José Fernando Aparecido de Oliveira, presidente da AMIG, explica que o texto proposto tira dos municípios mineradores duas das suas principais receitas, que é o Imposto Sobre Serviços (ISS) e o Imposto sobre Circulação de Mercadorias e Serviços (ICMS) e fará uma distribuição de tributos no Brasil baseada no quantitativo populacional das cidades. “As cidades mineradoras, em sua maioria, não são populosas. O que elas têm de grande é a sua contribuição para o PIB brasileiro, no qual 4%, advém da mineração e 10% da balança de exportação”, alerta.
Dados divulgados pelo Ministério da Fazendo, nesta terça-feira (04/06), apontam que a economia brasileira cresceu 2,5% no primeiro trimestre do ano, em comparação com o mesmo período do ano passado. O crescimento da indústria foi influenciado pelas indústrias extrativas (5,9%), que registraram o melhor resultado influenciadas pela alta tanto da extração de petróleo e gás, como de minério de ferro.
“Infelizmente, diante do que traz a reforma tributária, essas cidades terão que adotar outras medidas legais para que a parte privada da mineração tenha que contribuir financeiramente, para que a atividade mineral volte a ser compensadora para os municípios e suas populações, já que a parte pública está sendo atropelada e deixada de lado nos principais debates. Estamos perdendo em ISS, ICMS e ainda teremos queda no recolhimento da Compensação Financeira pela Exploração Mineral (CFEM), já que o Imposto Seletivo (IS), criado para desestimular o consumo de bens e serviços prejudiciais à saúde ou ao meio ambiente, como é o caso da mineração, poderá ser deduzido das bases da CFEM. Vamos lutar para que isso não aconteça”, enfatiza José Fernando.
A entidade tem buscado sem sucesso, até o momento, uma agenda com o governo federal desde o início do mandato do atual presidente para apresentar os principais entraves vividos pelos territórios minerados. E continuará tentando uma agenda dada a importância da pauta, não somente para os municípios, mas também estados e para o país. A associação, fundada em 20 de abril de 1989, conta hoje com 56 cidades filiadas de 8 estados da federação, representando 80% da produção mineral do país.
“A AMIG tem realizado uma série de estudos para comprovar os prejuízos que a reforma trará para as cidades mineradoras. No evento em Brasília vamos apresentar uma análise feita pelo Centro de Desenvolvimento e Planejamento Regional – Cedeplar e pela Fundação Instituto de Pesquisas Econômicas e Administrativas - IPEAD, ambos ligados à Universidade Federal de Minas Gerais – UFMG, que detalha em números o caos que temos tentado evitar”, conta Waldir Salvador, consultor de Relações Institucionais e Econômica da AMIG.

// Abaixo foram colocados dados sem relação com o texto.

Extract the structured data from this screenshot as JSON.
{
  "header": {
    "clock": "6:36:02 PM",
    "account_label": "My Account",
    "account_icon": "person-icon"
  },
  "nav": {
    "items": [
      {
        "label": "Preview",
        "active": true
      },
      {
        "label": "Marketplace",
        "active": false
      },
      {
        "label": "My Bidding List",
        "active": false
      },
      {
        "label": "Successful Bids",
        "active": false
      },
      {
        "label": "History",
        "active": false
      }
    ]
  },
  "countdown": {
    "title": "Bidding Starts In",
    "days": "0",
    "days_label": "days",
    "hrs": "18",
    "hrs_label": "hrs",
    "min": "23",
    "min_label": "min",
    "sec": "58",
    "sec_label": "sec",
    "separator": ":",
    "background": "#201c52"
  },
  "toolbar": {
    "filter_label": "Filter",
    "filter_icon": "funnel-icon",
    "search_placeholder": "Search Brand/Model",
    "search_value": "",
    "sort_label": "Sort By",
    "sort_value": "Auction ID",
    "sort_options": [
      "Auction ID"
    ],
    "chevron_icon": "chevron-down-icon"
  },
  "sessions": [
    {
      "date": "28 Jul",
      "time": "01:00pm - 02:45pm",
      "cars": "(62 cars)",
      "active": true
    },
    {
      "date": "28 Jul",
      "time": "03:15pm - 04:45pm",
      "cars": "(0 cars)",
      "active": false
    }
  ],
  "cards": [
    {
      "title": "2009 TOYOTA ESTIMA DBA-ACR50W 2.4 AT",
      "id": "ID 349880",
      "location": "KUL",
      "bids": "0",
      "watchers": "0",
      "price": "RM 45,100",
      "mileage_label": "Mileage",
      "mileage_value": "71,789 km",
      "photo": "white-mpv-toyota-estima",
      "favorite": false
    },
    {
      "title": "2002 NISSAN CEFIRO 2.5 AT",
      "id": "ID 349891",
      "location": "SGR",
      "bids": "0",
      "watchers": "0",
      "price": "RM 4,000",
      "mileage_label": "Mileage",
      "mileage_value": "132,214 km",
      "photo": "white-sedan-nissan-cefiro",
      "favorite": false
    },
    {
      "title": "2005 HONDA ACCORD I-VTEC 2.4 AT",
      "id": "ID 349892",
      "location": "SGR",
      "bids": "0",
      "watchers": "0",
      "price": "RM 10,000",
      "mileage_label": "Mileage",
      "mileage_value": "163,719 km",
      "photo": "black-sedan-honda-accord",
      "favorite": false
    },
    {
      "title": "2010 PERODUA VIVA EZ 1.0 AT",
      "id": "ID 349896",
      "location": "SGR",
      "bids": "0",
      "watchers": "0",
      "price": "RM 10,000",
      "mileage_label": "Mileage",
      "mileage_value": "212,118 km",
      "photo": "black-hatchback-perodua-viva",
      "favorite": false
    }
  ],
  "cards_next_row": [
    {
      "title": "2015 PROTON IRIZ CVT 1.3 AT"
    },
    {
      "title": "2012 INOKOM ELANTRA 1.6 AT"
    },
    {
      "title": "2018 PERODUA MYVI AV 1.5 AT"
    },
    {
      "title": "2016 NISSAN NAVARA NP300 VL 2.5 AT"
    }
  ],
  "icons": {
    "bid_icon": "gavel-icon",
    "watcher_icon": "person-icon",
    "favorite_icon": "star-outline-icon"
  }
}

Entenda o contexto - Waldir Salvador ressalta que para que a população, o Congresso Nacional e os governos Estadual e Federal entendam o impacto da PEC 45/2019 nos territórios minerados é preciso contextualizar a história mais recente da mineração no país. “Na Constituição de 1988, os municípios mineradores foram beneficiados com a criação da CFEM, que demorou para sair do papel, mas foi o início de uma prosperidade maior e mais significativa para os municípios mineradores”, detalha. Ele explica que o Imposto Único Mineral (IUM), que existia na época, “não trazia praticamente nenhuma vantagem para os cofres das cidades mineradoras.” Em 1989, a Lei nº 7.990, de 28 de dezembro, fixou em 2% a CFEM, incidindo sobre o valor do faturamento líquido resultante da venda da principal comodity do Brasil, o minério de ferro.
Outra conquista que mostrava um novo rumo para o lado público da mineração foi quando a AMIG entrou com uma ação pelo fim da dedução dos custos dos transportes na arrecadação da CFEM. “Isso gerou um aumento de receita significativo para os municípios, o que tornou uma um grande indício de que valeria a pena ser uma cidade mineradora”, relata.
Porém, a derrocada do lado público da mineração veio com a Lei Kandir (1996), que isentou o minério de ferro exportado e acentuou prejuízos bilionários aos municípios mineradores. “Deveríamos ter aproveitado a nossa riqueza para criar e incentivar a industrialização, assim como Getúlio Vargas fez, em 1946, com a criação da CSN (Companhia Siderúrgica Nacional). Ao adotar a isenção, o Brasil opta pelo subdesenvolvimento, enquanto as mineradoras continuam se tornando potências mundiais”, observa.
Ao passar dos anos, para driblar o rombo trazido pela Lei Kandir e diante do descaso do governo federal em relação ao marco regulatório da mineração, antiga, e desatualizada com as regras internacionais, a AMIG juntou forças com demais entidades do setor para lançar, em março de 2014, o movimento “Minério Justo. “Graças à mobilização e trabalho hercúleo das associações, no dia 18 de dezembro de 2017, foi publicada a Lei 13.540 que altera as Leis n º 7.990, de 28 de dezembro de 1989, e 8.001, de 13 de março de 1990, que dispunha sobre a CFEM. Outra alteração fundamental, foi a inclusão dos municípios afetados pela atividade de mineração no rol de beneficiados pelo royalty.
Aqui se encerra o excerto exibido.